Frank: Yeah. I agree with everything you're saying. All right. But one additional bit of advice that I would add, and that is if whoever's listening to this podcast and this show, if you're 18 years or older, get a power of attorney.
Suzanne: Yeah. I agree with that.
Frank: Don't wait until you're in your 60s or 70s or 80s and then illness starts and then do it. Obviously, you could wait, but listen, we've heard of horror stories of families, even young people that needed a power of attorney and didn't have one and their own parents, even if they weren't married, couldn't make decisions for them because there was no power of attorney if they're over 18. So don't wait on that. Thanks for explaining that though.
Suzanne: The other important thing, believe it or not, is if you appoint someone to be your power of attorney, make sure you let them know where those documents are. Okay? That's another important thing. It's one thing to draw up a document, but if you don't let the person know that, "I'm choosing you to be my advocate and you're going to be my authorized representative," and something happens to you and they don't know they have that power, it's not going to help you in any way, shape or form. So that's another important point. Do not put it in a safety deposit box.

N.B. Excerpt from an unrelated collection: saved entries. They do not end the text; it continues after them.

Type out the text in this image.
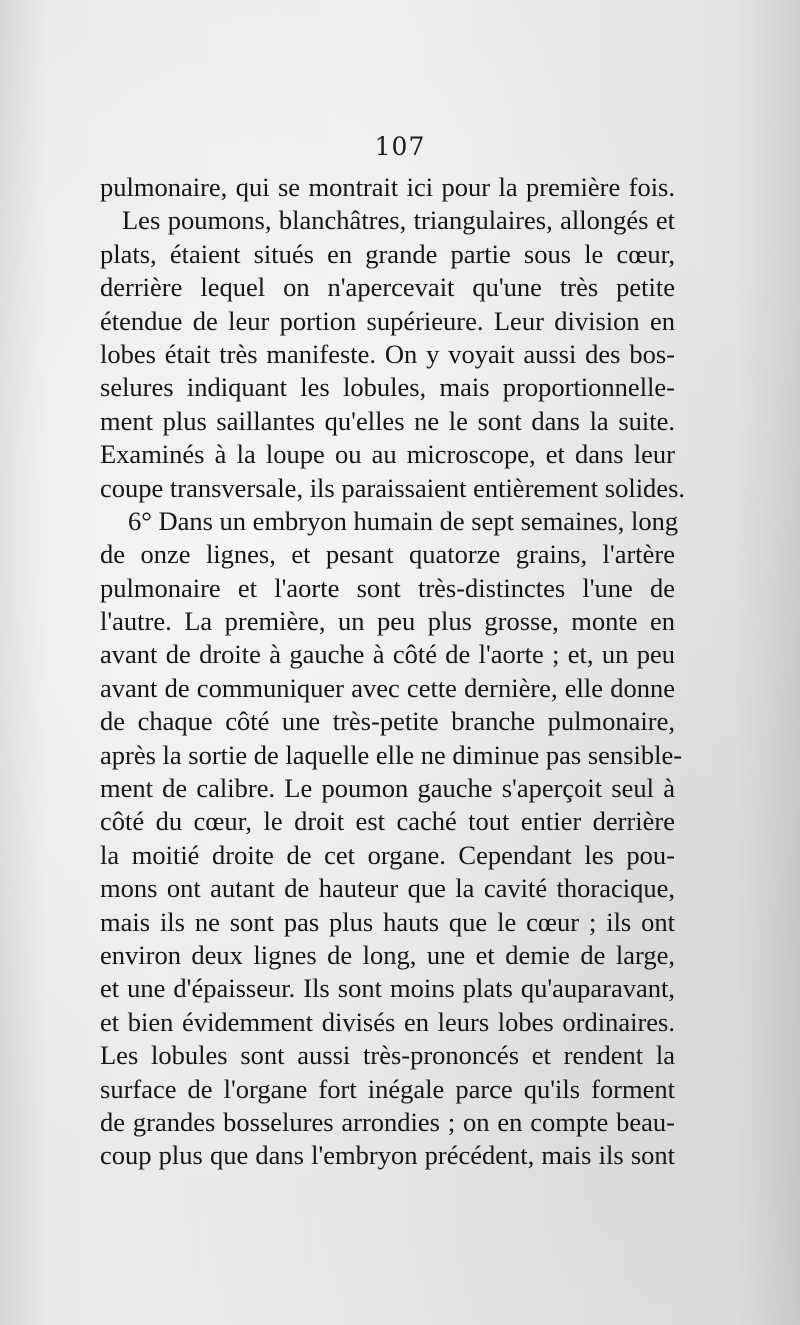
107
pulmonaire, qui se montrait ici pour la première fois.
Les poumons, blanchâtres, triangulaires, allongés et
plats, étaient situés en grande partie sous le cœur,
derrière lequel on n'apercevait qu'une très petite
étendue de leur portion supérieure. Leur division en
lobes était très manifeste. On y voyait aussi des bos-
selures indiquant les lobules, mais proportionnelle-
ment plus saillantes qu'elles ne le sont dans la suite.
Examinés à la loupe ou au microscope, et dans leur
coupe transversale, ils paraissaient entièrement solides.
6° Dans un embryon humain de sept semaines, long
de onze lignes, et pesant quatorze grains, l'artère
pulmonaire et l'aorte sont très-distinctes l'une de
l'autre. La première, un peu plus grosse, monte en
avant de droite à gauche à côté de l'aorte ; et, un peu
avant de communiquer avec cette dernière, elle donne
de chaque côté une très-petite branche pulmonaire,
après la sortie de laquelle elle ne diminue pas sensible-
ment de calibre. Le poumon gauche s'aperçoit seul à
côté du cœur, le droit est caché tout entier derrière
la moitié droite de cet organe. Cependant les pou-
mons ont autant de hauteur que la cavité thoracique,
mais ils ne sont pas plus hauts que le cœur ; ils ont
environ deux lignes de long, une et demie de large,
et une d'épaisseur. Ils sont moins plats qu'auparavant,
et bien évidemment divisés en leurs lobes ordinaires.
Les lobules sont aussi très-prononcés et rendent la
surface de l'organe fort inégale parce qu'ils forment
de grandes bosselures arrondies ; on en compte beau-
coup plus que dans l'embryon précédent, mais ils sont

That's the one thing. I personally, there's so many great apps out there that allow you to upload documents on a HIPAA compliant cloud that gives you easy access for information. I learned this the hard way and I guess that's why I share it. Share where your power of attorney is.
My mother was very secretive and when she was suffering a heart attack, I was with her on the way to the ambulance to get her to medical attention, but it took me hours to find her documents. Even though I was in the field and we talked about it all the time, she was very secretive and she wanted to keep her information private. It's not something you want to keep private. What I always recommend to families is keep information readily accessible. I use an app that I can invite someone to be on my app with me. It has access to my information. If I end up going in a hospital, they have access to my power of attorney, my healthcare proxy. They know what medications I have, they know my healthcare status and it just makes a much easier care transition and accessing care very quickly.
Frank: Right. Suzanne, I could talk to you for another hour or more on this subject matter, but unfortunately we're out of time. So I would like you to share with everybody maybe how if they wanted to get a hold of you or your website, anything you'd like to share with our listeners.
Suzanne: Sure, yeah. A great place to learn about me is my website. It's NYcareconsultants.com. As you said, on primarily in New York, so if you're in the New York area and you need advocacy work, that's a place where you could start. I think the best word of advice is there are so many great professionals and it's just a matter of starting with someone who's holistic and willing to look at the big picture and help you pull things together. I think that's just key. But yeah, thank you, Frank for inviting me and give me a chance to share some stories and important information and some tricks of the trade.
Frank: Thank you so much for joining us, Suzanne. I really appreciate it. Thanks for taking the time. We'll have you back some time.
Suzanne: Thank you. I'd love to come back.
Frank: Great. I want to thank everybody out there for joining us on Boomers Today. Just be safe out there and we'll talk to you all soon.